Our travel plans so far include Indy and Pocono for sure. That may be it other than perhaps Texas. Congratulations to IndyCar for stumbling on to a slightly extended but reduced event schedule. The rollout is predictably cloaked in obfuscation and spread heavily with hyperbolic buzzwords.  Would oft-neglected IndyCar fans expect anything else?

2 replies to “IndyCar Schedule in 2016: The Good, Bad and Unvarnished From A Ticket Buying Fan

  1. Fontana hosts the best IndyCar race … ever … and gets dropped from the schedule. Talk about IndyCar shooting itself in the foot. This is the best example of it that I’ve ever seen.

    Only one race in August. Guess the IndyCar powers-that-be are too busy preparing for their fantasy football drafts to bother with more than one race in August.

    Another inner-city street course in Boston. Yawn! Well, if it has one on-track pass it will be one more than Toronto had last year. Can’t wait to be put to sleep during that Snoozefest.

    Good to see Phoenix back on the schedule, but no races at Kentucky, Chicagoland and Milwaukee, in the heart of IndyCar territory, makes no sense.

    Also good to see another race at Pocono, but IndyCar will continue to refuse to promote that event. I live in the same state as Pocono but have never seen/heard any advertising for the IndyCar races at Pocono. if people don’t know about an event they surely won’t attend.

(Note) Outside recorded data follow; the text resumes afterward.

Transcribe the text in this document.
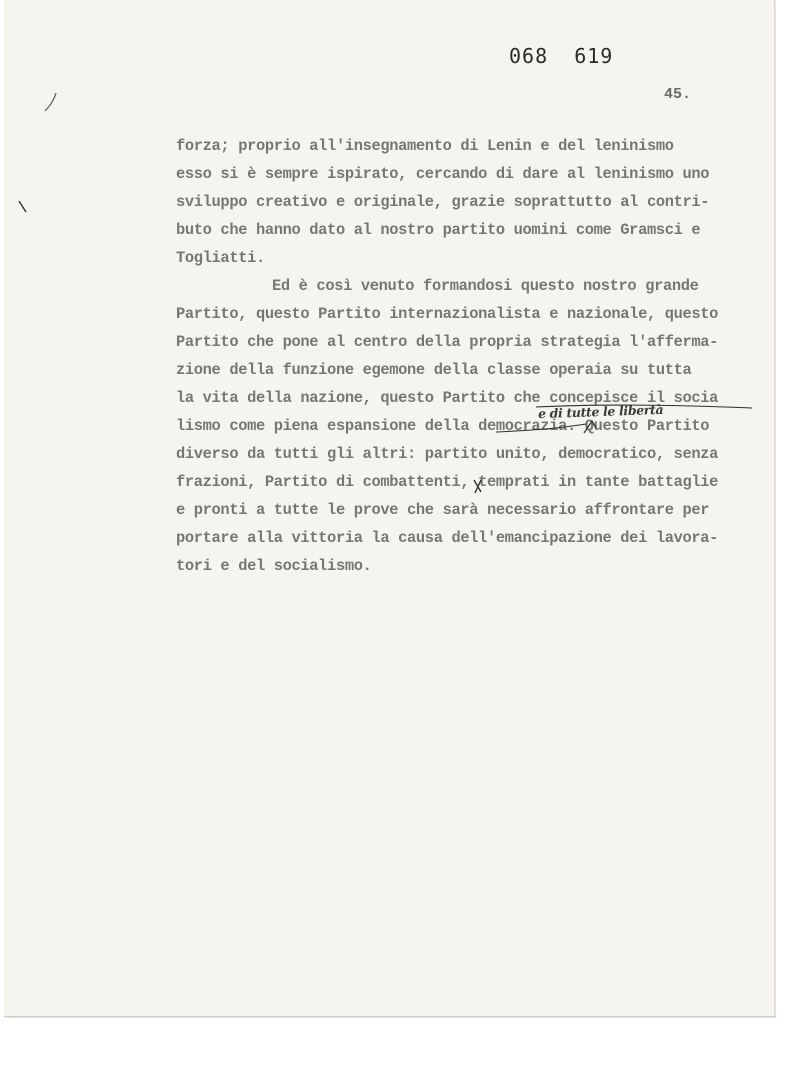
068  619
45.
forza; proprio all'insegnamento di Lenin e del leninismo
esso si è sempre ispirato, cercando di dare al leninismo uno
sviluppo creativo e originale, grazie soprattutto al contri-
buto che hanno dato al nostro partito uomini come Gramsci e
Togliatti.
Ed è così venuto formandosi questo nostro grande
Partito, questo Partito internazionalista e nazionale, questo
Partito che pone al centro della propria strategia l'afferma-
zione della funzione egemone della classe operaia su tutta
la vita della nazione, questo Partito che concepisce il socia
lismo come piena espansione della democrazia. Questo Partito
diverso da tutti gli altri: partito unito, democratico, senza
frazioni, Partito di combattenti, temprati in tante battaglie
e pronti a tutte le prove che sarà necessario affrontare per
portare alla vittoria la causa dell'emancipazione dei lavora-
tori e del socialismo.
e di tutte le libertà
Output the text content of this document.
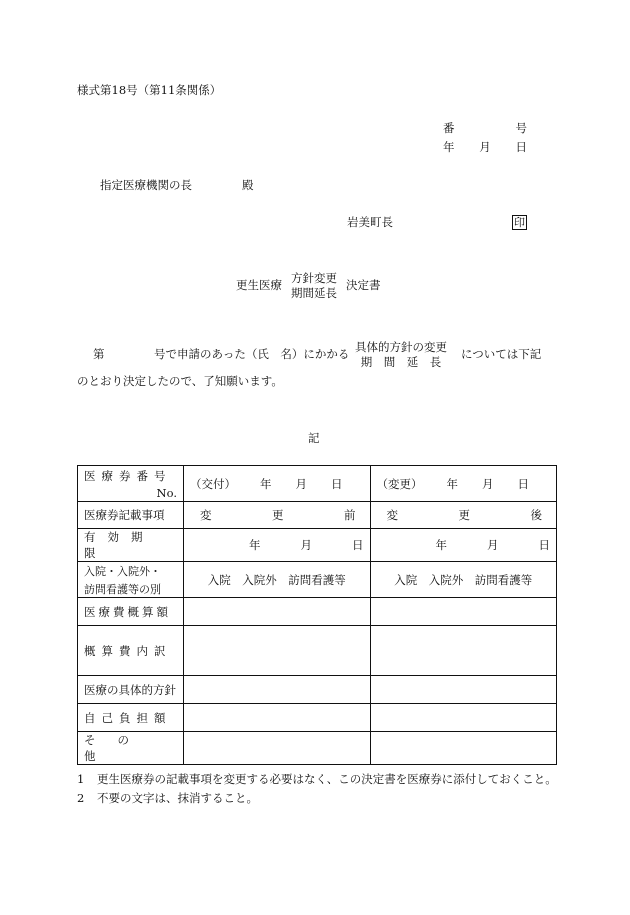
様式第18号（第11条関係）
番	号
年 月 日
指定医療機関の長	殿
岩美町長	印
更生医療
方針変更
期間延長
決定書
第	号で申請のあった（氏　名）にかかる 具体的方針の変更
期　間　延　長
については下記
のとおり決定したので、了知願います。
記
医療券番号
No.	（交付） 年 月 日	（変更） 年 月 日

医療券記載事項	変 更 前	変 更 後

有効期限	年 月 日	年 月 日

入院・入院外・
訪問看護等の別	入院　入院外　訪問看護等	入院　入院外　訪問看護等

医療費概算額		

概算費内訳		

医療の具体的方針		

自己負担額		

その他		

1	更生医療券の記載事項を変更する必要はなく、この決定書を医療券に添付しておくこと。
2	不要の文字は、抹消すること。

  2. The latest National Speed Sport News had an article by one of its columnists starting with the old adage, “What if they gave a (whatever) and nobody came?” In this case, of course, it was a race, and it wasn’t just a rhetorical question. After the astoundingly small turnouts at some of the events this past year, mainly the ovals, the idea doesn’t seem so far fetched. If IndyCar still can’t decide on its direction after all these years, keeps changing dates, and repeatedly adding or dropping tracks, sometimes the same ones more than once, then the slide toward total oblivion seems frighteningly possible. I’d hate to see that happen, especially since Indy car racing has been part of who I am for over sixty years, but I’m finding it increasingly hard to care anymore. It’s of course nice to see Phoenix and Road America back on the schedule (but who knows how long THAT’LL last this time around?) but to drop Milwaukee and Fontana is inexcusable. I don’t see a big turnaround; I guess we better enjoy the IndyCar series while we still can.